I couldn’t help but grin as I watched State of Play, and not just because it was a first rate political thriller with a thoughtful story and compelling characters. The “over-the-top” factor was that this film represented one of the few times in cinema that I felt the aesthetic of the newspaper reporter was done correctly. Cal McAffrey, as played by Russell Crowe, is a dishevelled looking beat reporter that boasts about writing stories on a 16-year-old computer when he’s not travelling between crime scenes, gorging on junk food in his 20-year-old car. His desk is cluttered, he has little time for gossip as news or bloggers and he still believes in the power of the press.
State of Play may be the last, great newspaper movie. So many films have been built around the notion that a single newspaperman (or woman), with truth and a patient editor at their side can conquer the universe.

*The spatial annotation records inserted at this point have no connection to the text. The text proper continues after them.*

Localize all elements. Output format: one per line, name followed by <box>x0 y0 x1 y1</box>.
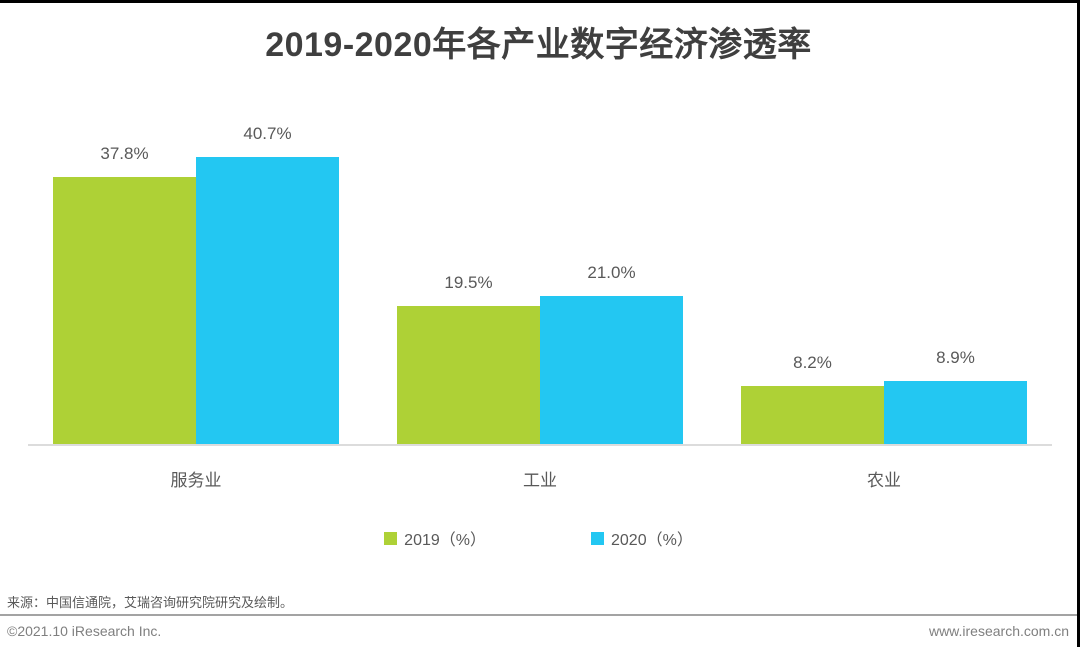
value-label: 40.7% <box>243 123 292 143</box>
value-label: 8.2% <box>793 353 832 373</box>
bar-group-cat1: 37.8% 40.7% <box>53 124 339 444</box>
bar-2019-cat1: 37.8% <box>53 144 196 444</box>
chart-title: 2019-2020年各产业数字经济渗透率 <box>265 26 812 64</box>
source-note: 来源：中国信通院，艾瑞咨询研究院研究及绘制。 <box>7 595 294 610</box>
category-label-3: 农业 <box>867 471 901 490</box>
bar-group-cat2: 19.5% 21.0% <box>397 263 683 444</box>
value-label: 8.9% <box>936 348 975 368</box>
bar-2020-cat3: 8.9% <box>884 348 1027 444</box>
legend-swatch-icon <box>384 531 398 545</box>
copyright-text: ©2021.10 iResearch Inc. <box>7 623 162 639</box>
bar-2020-cat1: 40.7% <box>196 124 339 444</box>
footer-divider <box>0 614 1077 616</box>
website-text: www.iresearch.com.cn <box>928 623 1069 639</box>
bar-chart-plot-area: 37.8% 40.7% 19.5% 21.0% 8.2% 8.9% <box>28 86 1052 446</box>
legend-item-2019: 2019（%） <box>384 526 486 550</box>
chart-legend: 2019（%） 2020（%） <box>0 526 1077 550</box>
bar-2019-cat2: 19.5% <box>397 273 540 444</box>
value-label: 37.8% <box>100 144 149 164</box>
legend-swatch-icon <box>591 531 604 545</box>
footer-row: ©2021.10 iResearch Inc. www.iresearch.co… <box>7 623 1069 639</box>
bar-group-cat3: 8.2% 8.9% <box>741 348 1027 444</box>
bar-2019-cat3: 8.2% <box>741 353 884 444</box>
value-label: 21.0% <box>587 262 636 282</box>
value-label: 19.5% <box>444 273 493 293</box>
category-label-1: 服务业 <box>170 471 222 490</box>
category-axis: 服务业 工业 农业 <box>28 466 1052 491</box>
legend-label: 2019（%） <box>404 532 486 549</box>
bar-2020-cat2: 21.0% <box>540 263 683 444</box>
legend-item-2020: 2020（%） <box>591 526 693 550</box>
legend-label: 2020（%） <box>611 532 693 549</box>
category-label-2: 工业 <box>523 471 557 490</box>
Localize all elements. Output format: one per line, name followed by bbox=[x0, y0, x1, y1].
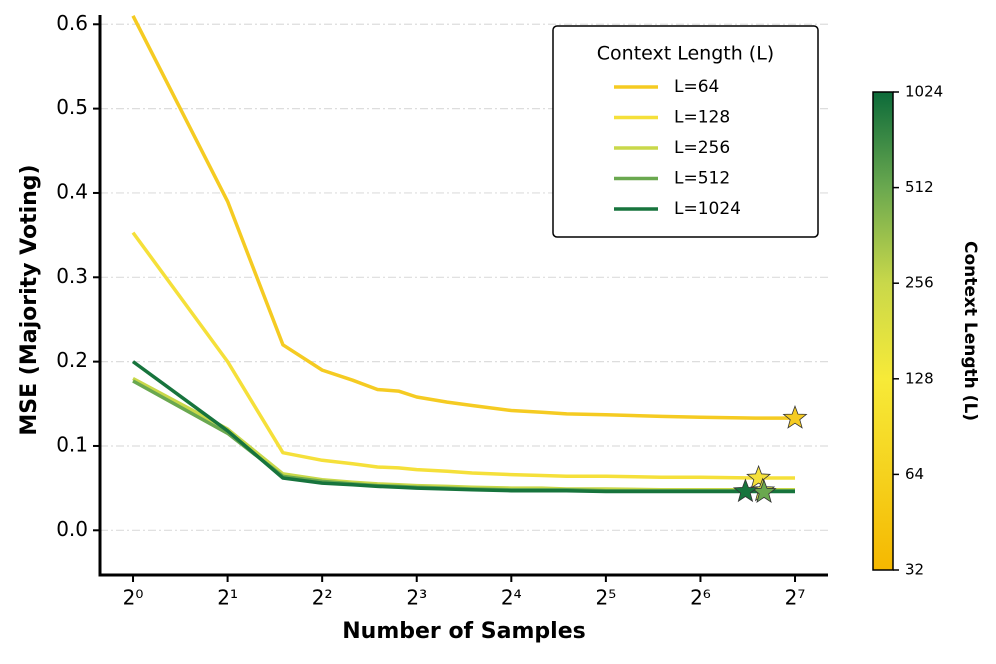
y-tick-label: 0.5 bbox=[56, 95, 88, 119]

But in the modern world of course, we know that there’s a different story afoot. Once mighty papers, one’s that have spoken truth to power for 100-plus years, have collapsed under a weight of debt and a disinterested generation that gets their news online. This movie touches on that slightly: Cal is the old guard, blogger Della Frye (Rachel McAdams) is the new.
As a scandal breaks involving US Congressman Stephen Collins (Ben Affleck) and the death of an intern he was having an affair with, the classic “sex sells” adage starts moving the newsroom of the fictional Washington Globe in a less-desirable direction. Cal is Collins’ old college roommate, but Della wants dirt and he shoos her away like a bothersome copy boy. It’s not until Cal’s own investigations into an apparent drug death tracks back to the death of the intern that Cal starts to see more in the story. It’s a multi-layered conspiracy involving corporate corruption, government collusion and a fallible public servant trying to do the right thing in spite of everything. But of course, that’s not all to the story.
State of Play instantly calls back to All the President’s Men, a book and film that launched a generation of journalists into the believing that the scoop is there if they just wait in a parking garage long enough. In a kind of homage I suppose, the film’s most taunt sequences takes place in a garage as Cal’s hunted by the guy cleaning up the loose threads, of which Cal now counts himself among. The film though is actually based on a British miniseries of the same name, and screenwriters Matthew Michael Carnahan,
Tony Gilroy and Billy Ray seem to not waste a moment in cutting the story down by a third. There doesn’t feel like there’s a wasted moment, or a beat out of place. And it’s not like the story’s running either, it’s perfectly keeping pace.
And there’s not a bum in the cast either; everyone’s carrying their weight. Crowe ably leads with a sharp eye on details making Cal a likeable curmudgeon and a typical newspaperman. McAdams and Affleck hold their own, but I think their roles are kind of marginalized by the size of the script and the story. Affleck in particular seems kind of limited in what he can emote either due to the way the character was written or maybe just some lazy acting. Robin Wright Penn nearly suffers the same fate as Collins’ suffering wife, but she manages to mine some energy playing against Crowe in several scenes. Helen Mirren is, of course, excellent as the whip-cracking editor.
Maybe I enjoyed it too much, but I still had a good time despite maybe one or two obvious gaps. Speaking as someone with a kind of affinity for the printed, (yes, I’m aware of the irony in saying that in an e-zine so don’t bother pointing that out) it’s both a tip of the hat to the reporter/hero and a fond salute to a bygone era when newspapers meant something. Hopefully, we’ve got out fingers crossed for the former option, but hey, the film deals in realism and so do I. But all-in-all, State of Play is a pretty satisfying conspiracy film, and it’s dramatic enough to make you care. So far, it’s definitely one of the best films of the year.